Inflammation, sugar and metabolic syndrome

It is highly likely that you will have experienced some type of inflammation at some point in your life, whether it has been in your joints, around the point of an injury, or after exercise. Inflammation is a healthy immune response to invaders such as certain bacteria and viruses, and anything trying to damage the cells in the body. It is characterised by heat, pain, redness and swelling. Although this response is healthy, it has to be carefully monitored because, if the immune system overreacts and inflammation becomes chronic (long-lasting), disease will result.

Inflammation is a healthy immune response to invaders such as certain bacteria and viruses, and anything trying to damage the cells in the body.

There is solid scientific evidence that links chronic inflammation with diseases such as atherosclerosis (thickening of the arteries), cancer, obesity, non-alcoholic fatty liver disease, dementia and diabetes, which are among the leading causes of death worldwide. 1-3 This has caused scientists to focus on common underlying metabolic dysfunctions that increase people’s risks for them. These common underlying metabolic dysfunctions are collectively known as Metabolic Syndrome (METs).“Metabolic” refers to the biochemical processes involved in the normal functioning of the body.

inflammation

Metabolic Syndrome (METs) involves a combination of three or more of the following risk factors, according to the NHS:

  • a waist circumference of 94cm (37 inches) or more in European men, and 80cm (31.5 inches) or more in European women;
  • high triglyceride levels (fat in the blood) and low HDL levels (“good” cholesterol), which can lead to atherosclerosis (where arteries become clogged up by fatty substances);
  • high blood pressure consistently 140/90mHg or higher;
  • an inability to control blood sugar levels (insulin resistance).

One of the first symptoms doctors look out for in diagnosing METs is expanding belly fat. This creates chemicals, which cause inflammation and elevated blood sugar levels. Persistently high blood sugar levels and high insulin levels result in excess sugar being converted into long chain fatty acids, which can be deposited in the belly, making inflammation even worse. Controlling inflammation, not cholesterol levels, is critical to reducing heart disease and other chronic illnesses.

Controlling inflammation, not cholesterol levels, is critical to reducing heart disease and other chronic illnesses.

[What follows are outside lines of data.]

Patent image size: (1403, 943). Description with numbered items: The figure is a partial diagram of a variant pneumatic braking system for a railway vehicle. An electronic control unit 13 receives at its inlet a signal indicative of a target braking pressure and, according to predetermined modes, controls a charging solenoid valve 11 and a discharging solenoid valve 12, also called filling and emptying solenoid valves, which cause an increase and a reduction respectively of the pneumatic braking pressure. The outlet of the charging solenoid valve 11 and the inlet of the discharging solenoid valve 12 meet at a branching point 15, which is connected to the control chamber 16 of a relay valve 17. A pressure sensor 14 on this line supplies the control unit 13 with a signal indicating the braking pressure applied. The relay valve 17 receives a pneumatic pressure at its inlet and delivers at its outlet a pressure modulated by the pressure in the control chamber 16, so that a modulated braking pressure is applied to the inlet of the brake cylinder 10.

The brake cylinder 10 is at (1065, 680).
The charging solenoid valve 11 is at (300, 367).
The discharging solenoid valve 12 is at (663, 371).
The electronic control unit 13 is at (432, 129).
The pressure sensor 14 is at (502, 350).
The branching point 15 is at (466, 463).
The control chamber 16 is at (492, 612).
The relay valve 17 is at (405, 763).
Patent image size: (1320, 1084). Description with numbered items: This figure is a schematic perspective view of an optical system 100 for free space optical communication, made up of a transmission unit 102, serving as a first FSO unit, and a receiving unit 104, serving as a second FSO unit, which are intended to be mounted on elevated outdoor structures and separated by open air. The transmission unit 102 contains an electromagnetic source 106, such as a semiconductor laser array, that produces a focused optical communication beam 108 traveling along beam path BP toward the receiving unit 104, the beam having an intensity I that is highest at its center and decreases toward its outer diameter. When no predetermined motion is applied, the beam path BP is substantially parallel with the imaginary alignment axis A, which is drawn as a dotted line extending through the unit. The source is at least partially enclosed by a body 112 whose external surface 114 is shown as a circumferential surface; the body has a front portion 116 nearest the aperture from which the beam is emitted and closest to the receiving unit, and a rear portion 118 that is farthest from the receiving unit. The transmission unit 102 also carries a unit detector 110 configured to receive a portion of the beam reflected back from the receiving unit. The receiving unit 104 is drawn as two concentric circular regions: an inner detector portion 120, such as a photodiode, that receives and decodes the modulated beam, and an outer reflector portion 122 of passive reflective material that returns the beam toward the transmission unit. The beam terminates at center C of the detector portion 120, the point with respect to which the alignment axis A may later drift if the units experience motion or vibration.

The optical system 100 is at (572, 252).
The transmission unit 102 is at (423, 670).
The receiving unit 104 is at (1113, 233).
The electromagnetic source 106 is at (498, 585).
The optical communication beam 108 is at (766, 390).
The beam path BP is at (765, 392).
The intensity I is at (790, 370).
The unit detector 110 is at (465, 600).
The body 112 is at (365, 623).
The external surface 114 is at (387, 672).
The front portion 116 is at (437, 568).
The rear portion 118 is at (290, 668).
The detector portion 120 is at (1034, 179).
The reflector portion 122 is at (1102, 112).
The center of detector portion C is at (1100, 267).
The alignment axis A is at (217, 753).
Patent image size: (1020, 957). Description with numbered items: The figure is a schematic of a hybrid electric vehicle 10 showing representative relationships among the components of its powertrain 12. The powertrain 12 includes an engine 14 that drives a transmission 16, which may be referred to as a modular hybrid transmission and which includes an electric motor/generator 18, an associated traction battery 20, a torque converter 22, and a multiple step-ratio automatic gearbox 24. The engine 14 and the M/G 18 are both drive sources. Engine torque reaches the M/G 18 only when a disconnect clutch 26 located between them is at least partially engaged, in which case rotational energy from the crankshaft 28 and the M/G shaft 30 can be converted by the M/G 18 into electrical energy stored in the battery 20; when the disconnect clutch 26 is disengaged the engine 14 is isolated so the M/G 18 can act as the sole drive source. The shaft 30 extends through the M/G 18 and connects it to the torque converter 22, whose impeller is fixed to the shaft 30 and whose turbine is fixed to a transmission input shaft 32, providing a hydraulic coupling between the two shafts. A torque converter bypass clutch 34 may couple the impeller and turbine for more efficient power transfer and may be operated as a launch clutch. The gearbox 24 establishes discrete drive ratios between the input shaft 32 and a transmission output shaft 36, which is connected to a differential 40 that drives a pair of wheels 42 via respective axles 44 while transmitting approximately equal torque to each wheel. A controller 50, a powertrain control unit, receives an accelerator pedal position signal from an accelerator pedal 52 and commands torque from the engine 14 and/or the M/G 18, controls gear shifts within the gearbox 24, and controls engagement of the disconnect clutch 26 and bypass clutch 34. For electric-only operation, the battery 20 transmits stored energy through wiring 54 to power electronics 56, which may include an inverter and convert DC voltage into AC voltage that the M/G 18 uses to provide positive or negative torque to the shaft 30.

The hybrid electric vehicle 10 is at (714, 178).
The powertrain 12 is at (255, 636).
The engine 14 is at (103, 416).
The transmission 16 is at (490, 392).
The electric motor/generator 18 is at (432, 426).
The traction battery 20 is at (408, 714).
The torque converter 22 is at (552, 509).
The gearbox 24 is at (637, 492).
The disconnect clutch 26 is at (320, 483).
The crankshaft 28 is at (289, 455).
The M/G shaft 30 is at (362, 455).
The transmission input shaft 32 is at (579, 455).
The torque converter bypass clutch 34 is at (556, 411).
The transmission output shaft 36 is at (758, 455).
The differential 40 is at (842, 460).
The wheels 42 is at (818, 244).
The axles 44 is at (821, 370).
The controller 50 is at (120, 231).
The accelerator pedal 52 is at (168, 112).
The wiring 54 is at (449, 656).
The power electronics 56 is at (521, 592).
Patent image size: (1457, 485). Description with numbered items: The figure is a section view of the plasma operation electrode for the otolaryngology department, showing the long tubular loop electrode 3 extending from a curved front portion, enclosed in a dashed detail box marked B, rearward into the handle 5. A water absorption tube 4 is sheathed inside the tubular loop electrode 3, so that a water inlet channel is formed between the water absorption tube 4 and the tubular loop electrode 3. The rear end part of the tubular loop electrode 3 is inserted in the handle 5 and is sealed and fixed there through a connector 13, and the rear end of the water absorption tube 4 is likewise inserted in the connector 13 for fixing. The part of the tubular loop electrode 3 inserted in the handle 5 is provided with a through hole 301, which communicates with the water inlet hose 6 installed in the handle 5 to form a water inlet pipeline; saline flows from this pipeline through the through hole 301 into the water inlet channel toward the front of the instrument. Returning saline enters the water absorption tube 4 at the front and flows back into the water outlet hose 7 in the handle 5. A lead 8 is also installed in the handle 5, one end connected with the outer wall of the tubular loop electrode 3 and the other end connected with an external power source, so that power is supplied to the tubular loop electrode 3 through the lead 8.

Today, research is focussing on how the Standard American diet (SAD), which is becoming increasingly prevalent worldwide, and over-consumption of added sugar – in particular, fructose – impacts METs and chronic disease. 4 The SAD describes the stereotypical diet of Americans: 63% of their calories come from refined and processed foods (eg. soft drinks, packaged snacks like potato crisps, packaged desserts, etc); 25% comes from animal-based foods, and 12% from plant-based foods. Unfortunately half of the plant-based calories (6%) come from French fries. That means only 6% of America’s calories are coming from fruits, vegetables, whole-grains, nuts and seeds.

inflammation

Studies have suggested that this high added sugar intake, independent of total energy intake, physical activity or BMI-score, is the true culprit of METs. 5 According to Robert Lustig, an American paediatric endocrinologist who specialises in neuroendocrinology and childhood obesity, the liver can only safely metabolise about six teaspoons of added sugar a day. Any excess gets metabolised into body fat. This in turn can lead to obesity, type 2 diabetes, heart disease, and a number of other chronic illnesses. 6

The good news is that if you have or are at risk of METs, you can get your body metabolically back on track.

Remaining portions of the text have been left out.